Last time we were at Leeds Town Hall, it was showcasing the launch of the Yorkshire leg of the 2014 Tour de France – in the snow… This weekend it’s hosting the first Yorkshire Bike Show!
As you’d expect in a city with a thriving street riding culture, there’s a strong showing of utility, fixed and commuter bikes. Unusually for a bike show though there are actually things to buy – and things you’d want to buy, too. Designers Anthony Oram and Rebecca Kaye teamed up to share a stand and it’s loaded with bicycle-related goodies, from T-shirts and greetings cards to prints and teacups (is it too early to mention C******** shopping?):
Top lensman Sam Needham has been moonlighting with Robin Puplett this summer, launching tea-and-T-shirts brand, Drink Tea Ride Bikes. They’ve got a bunch of new shirt designs in men’s and women’s versions, the usual array of nicely bagged teas and were “Over the moon, man!” to win Best Stand In Show – with astroturf, plants borrowed from the garden and furniture robbed from the kitchen at home:
We had a good long chat with Jane and
Kevin Wayne 😉 of new North York Moors store, edsbikes. With a sparkling Surly Moonlander, a Krampus, two Jones builds, a brace of Cotics and a handful of Stanton frames on their stand they were drawing plenty of attention.
They’re also stocking cult US technical clothing brand Shower’s Pass, which has new UK distribution in place, and showed off a few bits of kit, as well as the brand’s neat solution to hydration for those that want to ride a long way without the weight of a full bladder on their backs. Keep your eyes peeled for tests in Singletrack Magazine soon.
We really like these Lightskin seatposts with integrated rear LEDs brought along by Milk Bikes. Powered by two AA cells (housed in the post and accessed by a screw-on cap at the base), they’ll run for 50 hours on solid and a whopping 400 on flash. Currently only available in 27.2mm, they’re £45 each RRP. Clever and unobtrusive; we like.
Steve Odpod showed us his new Odrack bike stand – folds up to the size of a camping chair, perfect for 24 hour races to stop you falling over your team’s bikes when you come back from your night lap:
There were one or two other neat little accessories hidden away elsewhere, too…
Now onto the stuff that you can’t take home with you on the day, but can drool (politely) over. Not too much in the way of mountain bikes, but plenty of shiny town bikes from Spa Cycles, Brother Cycles, Woot, Slate and Ellis Briggs, plus ‘cross bikes from Tokyo Fixed/Kinoko, Grim and Feather.

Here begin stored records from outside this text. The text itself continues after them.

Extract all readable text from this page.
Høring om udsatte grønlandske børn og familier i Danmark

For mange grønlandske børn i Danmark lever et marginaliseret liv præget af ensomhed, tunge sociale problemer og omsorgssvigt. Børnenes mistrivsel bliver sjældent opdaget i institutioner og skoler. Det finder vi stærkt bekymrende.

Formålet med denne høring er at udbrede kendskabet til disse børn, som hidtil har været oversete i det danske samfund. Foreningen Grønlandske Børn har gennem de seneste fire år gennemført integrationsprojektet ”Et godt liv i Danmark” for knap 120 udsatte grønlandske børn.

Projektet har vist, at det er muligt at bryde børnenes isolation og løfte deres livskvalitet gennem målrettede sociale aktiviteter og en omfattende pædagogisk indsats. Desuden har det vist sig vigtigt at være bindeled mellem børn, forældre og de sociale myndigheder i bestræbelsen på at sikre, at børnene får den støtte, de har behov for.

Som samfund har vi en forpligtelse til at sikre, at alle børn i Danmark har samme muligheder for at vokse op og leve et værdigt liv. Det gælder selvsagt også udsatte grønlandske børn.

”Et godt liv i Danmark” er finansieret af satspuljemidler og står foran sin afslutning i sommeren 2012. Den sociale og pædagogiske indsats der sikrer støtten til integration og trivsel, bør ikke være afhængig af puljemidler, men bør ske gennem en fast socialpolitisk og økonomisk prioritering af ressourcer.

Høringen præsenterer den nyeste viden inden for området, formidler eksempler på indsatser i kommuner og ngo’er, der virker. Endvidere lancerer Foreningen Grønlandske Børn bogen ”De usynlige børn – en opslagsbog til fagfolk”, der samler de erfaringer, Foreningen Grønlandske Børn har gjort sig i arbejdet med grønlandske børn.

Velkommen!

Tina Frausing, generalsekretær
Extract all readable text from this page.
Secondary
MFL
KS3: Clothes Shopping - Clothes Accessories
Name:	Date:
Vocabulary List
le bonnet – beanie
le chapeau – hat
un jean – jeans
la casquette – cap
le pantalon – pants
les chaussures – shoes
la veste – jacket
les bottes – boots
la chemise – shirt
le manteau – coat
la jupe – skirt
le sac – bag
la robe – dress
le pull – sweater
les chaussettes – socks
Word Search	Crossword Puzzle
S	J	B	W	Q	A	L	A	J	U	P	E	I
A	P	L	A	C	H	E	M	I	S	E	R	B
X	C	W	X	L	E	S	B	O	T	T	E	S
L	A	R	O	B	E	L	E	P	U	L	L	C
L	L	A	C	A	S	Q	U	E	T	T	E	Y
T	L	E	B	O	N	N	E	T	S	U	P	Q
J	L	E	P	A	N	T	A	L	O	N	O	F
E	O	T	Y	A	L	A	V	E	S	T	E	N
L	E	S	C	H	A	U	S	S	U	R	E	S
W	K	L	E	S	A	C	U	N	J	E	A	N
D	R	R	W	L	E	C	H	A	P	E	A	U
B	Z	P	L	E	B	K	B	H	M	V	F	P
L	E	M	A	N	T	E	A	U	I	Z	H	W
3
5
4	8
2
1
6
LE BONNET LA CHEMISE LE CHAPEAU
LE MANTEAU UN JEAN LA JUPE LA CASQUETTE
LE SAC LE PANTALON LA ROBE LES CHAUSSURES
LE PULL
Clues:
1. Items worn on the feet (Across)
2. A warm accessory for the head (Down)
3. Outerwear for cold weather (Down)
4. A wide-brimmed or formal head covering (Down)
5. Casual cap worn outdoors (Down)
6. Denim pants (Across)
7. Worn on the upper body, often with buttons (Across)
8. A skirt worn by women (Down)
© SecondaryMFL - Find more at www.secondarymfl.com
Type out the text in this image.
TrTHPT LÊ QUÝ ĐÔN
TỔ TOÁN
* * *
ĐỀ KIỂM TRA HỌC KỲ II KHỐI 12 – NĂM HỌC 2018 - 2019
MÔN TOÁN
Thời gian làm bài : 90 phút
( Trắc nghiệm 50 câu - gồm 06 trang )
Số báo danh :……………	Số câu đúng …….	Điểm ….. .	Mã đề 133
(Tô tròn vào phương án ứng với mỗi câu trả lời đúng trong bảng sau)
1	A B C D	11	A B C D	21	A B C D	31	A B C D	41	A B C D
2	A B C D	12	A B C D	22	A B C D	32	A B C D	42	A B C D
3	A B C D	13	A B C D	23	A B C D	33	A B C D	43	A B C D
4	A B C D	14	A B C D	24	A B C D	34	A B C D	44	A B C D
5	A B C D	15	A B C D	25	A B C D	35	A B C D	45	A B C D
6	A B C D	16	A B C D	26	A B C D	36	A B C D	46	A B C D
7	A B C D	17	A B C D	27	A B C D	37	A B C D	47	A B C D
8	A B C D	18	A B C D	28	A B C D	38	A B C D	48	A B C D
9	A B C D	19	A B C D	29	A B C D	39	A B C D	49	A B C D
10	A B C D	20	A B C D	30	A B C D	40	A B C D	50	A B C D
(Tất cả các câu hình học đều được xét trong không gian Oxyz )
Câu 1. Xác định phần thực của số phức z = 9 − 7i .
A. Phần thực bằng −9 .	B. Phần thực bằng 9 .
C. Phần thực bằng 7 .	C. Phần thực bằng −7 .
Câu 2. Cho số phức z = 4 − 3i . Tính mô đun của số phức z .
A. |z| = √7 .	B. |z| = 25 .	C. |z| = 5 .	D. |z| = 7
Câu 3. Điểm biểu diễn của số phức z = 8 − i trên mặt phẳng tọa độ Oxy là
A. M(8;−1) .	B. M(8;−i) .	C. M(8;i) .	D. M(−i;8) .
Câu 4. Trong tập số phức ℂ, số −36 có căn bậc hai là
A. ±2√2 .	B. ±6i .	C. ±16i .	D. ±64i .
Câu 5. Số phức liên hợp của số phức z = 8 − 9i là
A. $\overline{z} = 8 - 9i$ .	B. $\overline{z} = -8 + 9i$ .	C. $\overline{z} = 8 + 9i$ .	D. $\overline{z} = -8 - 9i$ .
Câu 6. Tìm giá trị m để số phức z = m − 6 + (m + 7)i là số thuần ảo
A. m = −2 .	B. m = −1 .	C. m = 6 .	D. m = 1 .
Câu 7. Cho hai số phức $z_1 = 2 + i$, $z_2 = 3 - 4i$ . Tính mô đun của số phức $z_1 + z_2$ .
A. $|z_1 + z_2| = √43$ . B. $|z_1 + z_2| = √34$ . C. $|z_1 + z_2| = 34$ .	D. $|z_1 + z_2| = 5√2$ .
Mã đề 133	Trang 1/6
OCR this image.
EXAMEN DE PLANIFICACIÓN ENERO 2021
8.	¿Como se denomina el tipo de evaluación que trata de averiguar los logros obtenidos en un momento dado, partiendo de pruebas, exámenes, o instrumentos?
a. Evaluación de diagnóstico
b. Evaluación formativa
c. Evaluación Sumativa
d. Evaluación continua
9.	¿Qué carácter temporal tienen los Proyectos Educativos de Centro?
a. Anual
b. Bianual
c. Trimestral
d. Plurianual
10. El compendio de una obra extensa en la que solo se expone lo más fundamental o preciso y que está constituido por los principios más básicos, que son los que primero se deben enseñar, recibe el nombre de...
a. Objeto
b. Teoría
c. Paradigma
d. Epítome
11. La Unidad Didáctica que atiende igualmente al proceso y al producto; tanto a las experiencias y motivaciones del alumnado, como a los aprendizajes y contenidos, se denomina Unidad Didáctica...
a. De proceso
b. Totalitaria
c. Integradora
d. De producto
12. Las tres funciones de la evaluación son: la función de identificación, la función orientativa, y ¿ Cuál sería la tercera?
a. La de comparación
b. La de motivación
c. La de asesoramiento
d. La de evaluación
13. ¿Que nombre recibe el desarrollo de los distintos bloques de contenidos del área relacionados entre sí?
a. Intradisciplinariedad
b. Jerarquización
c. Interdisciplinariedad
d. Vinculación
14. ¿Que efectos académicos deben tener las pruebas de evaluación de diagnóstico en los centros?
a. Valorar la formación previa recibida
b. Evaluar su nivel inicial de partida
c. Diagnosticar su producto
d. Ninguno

Feather Cycles was our stand-out bike highlight of the show: made in Yorkshire, it’s builder Ricky Feather’s personal race-ready bike that’s headed for some of the Yorkshire ‘cross rounds. Ricky explained his decision to stick with canti brakes over discs simply because he’d already bought himself some nice hubs – and as it’s his own bike, we reckon that’s perfectly fine…
Nathan is one of the show’s organisers and also owner/designer/maker of Restrap bagworks, based and manufacturing in Leeds. Piggybacking on the city’s strong urban riding scene he makes pedal straps, T-shirts and other accessories as well as neat messenger bags and backpacks with excellent weatherproofing and functional fit.
Lastly: the weirdness! Every bike show sports a few exhibits which seem to be designed purely to get the audience scratching its head, and Yorkshire is no exception…
So… Why should you go to the Yorkshire Bike Show this weekend (as well as riding your bike of course)? Simple. As well as fondling some bikes you’d never otherwise see in the metal and maybe buying yourself a treat or two, too, you get to talk up close and personal with the people who make cycling the extra-special thing it is in this part of the world. Their enthusiasm is infectious and you’ll come away inspired/with a warm fuzzy feeling after sharing the love.
Also: Interbike might be big but we bet it doesn’t have an organ like this one…
The show is at Leeds Town Hall, Saturday 21 and Sunday 22 September and tickets are £6 on the door (under 12s free).